★★★ / 35mm/ Kubrick’s dystopian tale seems oddly tame, more noticeable for its ingenious style than violent nihilism, the milk bar, hoodlums stuffed in car, cat lady and her ceramic penis, the stylish country home. The larger part of the film, Alex’s rehabilitation in jail and as tortured guinea pig, stresses the danger of totalitarianism, but fails to stand up to its titillating opener, lacking its visual audacity.
Need to revisit this movie again not high so I can really understand what to make of some of the choices made by the director and cinematographer. Again I'm a huge of original or a new cinematic language being used in regards to how the camera work flows from scene to scene and is has that, alot of great shots to help you feel the emotion of the scene along with great production and Artistic direction choices. 4.8
I haven’t seen this film since I was 16 but I can certainly say that it’s had an impact the second time round. This is a perfect critique of institutional oppression and violence imposed upon the subject. Kubrick changes his style with every film but those classic tracking shots remain his signature. I love the design of this film and the editing is phenomenal.
A violent masterpiece where Malcolm McDowell rules as Alex. Stanley Kubrick's total grip over the production and use of timeless classic music is phenomenal. The satiric element of the movie is becoming more and more fact-based and more disturbing for each new day we live as we are transformed into brainless violent monkeys through pointless programs on TV.

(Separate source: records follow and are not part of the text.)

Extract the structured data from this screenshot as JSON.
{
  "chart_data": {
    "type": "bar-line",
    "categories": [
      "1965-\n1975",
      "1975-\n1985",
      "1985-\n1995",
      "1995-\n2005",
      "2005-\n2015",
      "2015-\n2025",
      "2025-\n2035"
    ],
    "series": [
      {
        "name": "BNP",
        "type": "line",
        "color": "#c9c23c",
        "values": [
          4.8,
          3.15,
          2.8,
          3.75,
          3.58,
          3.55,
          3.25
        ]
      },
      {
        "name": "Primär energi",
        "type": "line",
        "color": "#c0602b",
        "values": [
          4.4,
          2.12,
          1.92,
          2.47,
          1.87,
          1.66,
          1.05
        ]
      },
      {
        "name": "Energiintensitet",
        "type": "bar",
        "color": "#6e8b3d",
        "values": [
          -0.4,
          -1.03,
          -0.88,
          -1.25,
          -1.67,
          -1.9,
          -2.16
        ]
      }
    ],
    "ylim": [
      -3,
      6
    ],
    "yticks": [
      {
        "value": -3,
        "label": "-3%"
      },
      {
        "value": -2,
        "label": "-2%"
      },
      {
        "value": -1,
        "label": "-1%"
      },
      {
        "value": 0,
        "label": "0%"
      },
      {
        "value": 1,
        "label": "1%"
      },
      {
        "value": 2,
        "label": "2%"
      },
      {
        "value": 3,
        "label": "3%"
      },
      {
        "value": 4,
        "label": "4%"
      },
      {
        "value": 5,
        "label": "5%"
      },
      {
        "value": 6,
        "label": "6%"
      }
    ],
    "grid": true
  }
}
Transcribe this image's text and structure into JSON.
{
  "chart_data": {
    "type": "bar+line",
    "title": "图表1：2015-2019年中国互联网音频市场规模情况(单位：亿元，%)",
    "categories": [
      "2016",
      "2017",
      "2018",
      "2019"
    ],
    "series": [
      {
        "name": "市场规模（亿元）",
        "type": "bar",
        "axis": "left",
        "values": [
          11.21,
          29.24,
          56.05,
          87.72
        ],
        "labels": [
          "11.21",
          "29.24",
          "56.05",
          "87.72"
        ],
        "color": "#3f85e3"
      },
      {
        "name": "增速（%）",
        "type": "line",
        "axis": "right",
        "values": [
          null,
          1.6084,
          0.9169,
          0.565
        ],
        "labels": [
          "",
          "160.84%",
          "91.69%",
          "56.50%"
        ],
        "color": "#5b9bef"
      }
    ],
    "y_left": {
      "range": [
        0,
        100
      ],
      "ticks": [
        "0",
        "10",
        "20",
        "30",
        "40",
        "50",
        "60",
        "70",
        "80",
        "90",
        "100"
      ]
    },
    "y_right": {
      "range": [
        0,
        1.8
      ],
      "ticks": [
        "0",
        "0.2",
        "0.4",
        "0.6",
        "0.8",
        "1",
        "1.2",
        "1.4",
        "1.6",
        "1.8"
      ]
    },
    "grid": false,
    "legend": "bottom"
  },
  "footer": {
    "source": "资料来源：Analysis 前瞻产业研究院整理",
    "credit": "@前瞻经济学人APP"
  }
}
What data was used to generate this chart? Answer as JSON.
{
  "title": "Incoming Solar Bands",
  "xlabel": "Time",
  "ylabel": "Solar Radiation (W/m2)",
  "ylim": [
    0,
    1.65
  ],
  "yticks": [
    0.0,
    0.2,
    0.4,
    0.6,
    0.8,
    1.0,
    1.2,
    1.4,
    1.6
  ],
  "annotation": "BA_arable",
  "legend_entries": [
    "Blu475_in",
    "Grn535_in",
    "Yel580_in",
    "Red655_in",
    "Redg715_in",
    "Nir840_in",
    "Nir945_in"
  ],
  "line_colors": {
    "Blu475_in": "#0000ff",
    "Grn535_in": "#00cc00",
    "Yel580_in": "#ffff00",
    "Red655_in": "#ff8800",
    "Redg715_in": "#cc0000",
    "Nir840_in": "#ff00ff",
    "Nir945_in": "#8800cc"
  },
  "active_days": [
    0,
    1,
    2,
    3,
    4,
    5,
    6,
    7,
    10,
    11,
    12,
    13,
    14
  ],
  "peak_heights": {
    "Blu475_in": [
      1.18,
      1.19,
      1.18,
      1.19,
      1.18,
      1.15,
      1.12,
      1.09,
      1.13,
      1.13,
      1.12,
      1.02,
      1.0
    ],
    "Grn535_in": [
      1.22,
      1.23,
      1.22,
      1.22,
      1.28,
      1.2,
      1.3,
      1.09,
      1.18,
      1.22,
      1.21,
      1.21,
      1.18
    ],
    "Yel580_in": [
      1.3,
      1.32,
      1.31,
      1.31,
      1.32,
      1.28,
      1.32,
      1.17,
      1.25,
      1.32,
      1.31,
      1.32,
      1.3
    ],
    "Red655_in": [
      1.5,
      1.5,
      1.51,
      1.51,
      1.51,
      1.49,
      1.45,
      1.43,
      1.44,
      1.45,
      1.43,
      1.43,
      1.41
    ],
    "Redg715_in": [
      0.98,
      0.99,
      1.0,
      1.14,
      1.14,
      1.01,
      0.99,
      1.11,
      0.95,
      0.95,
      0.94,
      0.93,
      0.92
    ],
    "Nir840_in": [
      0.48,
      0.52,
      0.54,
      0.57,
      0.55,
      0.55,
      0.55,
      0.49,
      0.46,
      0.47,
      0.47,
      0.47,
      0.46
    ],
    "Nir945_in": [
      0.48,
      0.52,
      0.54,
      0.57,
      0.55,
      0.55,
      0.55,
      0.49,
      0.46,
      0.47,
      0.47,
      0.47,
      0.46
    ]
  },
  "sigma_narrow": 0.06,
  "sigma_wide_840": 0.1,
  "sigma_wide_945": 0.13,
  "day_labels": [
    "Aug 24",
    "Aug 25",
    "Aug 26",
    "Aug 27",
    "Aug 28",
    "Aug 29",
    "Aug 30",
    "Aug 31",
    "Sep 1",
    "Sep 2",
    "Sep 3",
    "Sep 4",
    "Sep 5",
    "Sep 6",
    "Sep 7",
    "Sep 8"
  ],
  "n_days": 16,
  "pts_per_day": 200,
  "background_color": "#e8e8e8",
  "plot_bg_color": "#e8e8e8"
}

40 years later still retains the ability to sear it's images on your brain...a sour-candy coated exploration of societal and personal spirals/circles of moral entropy and dehumanization, the friction between conditioning and freewill cannot be studied satisfyingly in two and a half hours, but it's a great gateway drug to questions that should be asked of oneself and others...(not Burgess' original ending, btw)
The contempt Kubrick exhibits for the weak and the victimised is at its nadir here. It's like he spent all his humanism early on with 'Paths of Glory'. It's a convincingly realised dystopia with fascist monumentality balanced against kitchen-sink grubbiness, but I hate that it's a cultural touchstone. I'd far, far rather listen to the soundtrack than ever watch it again.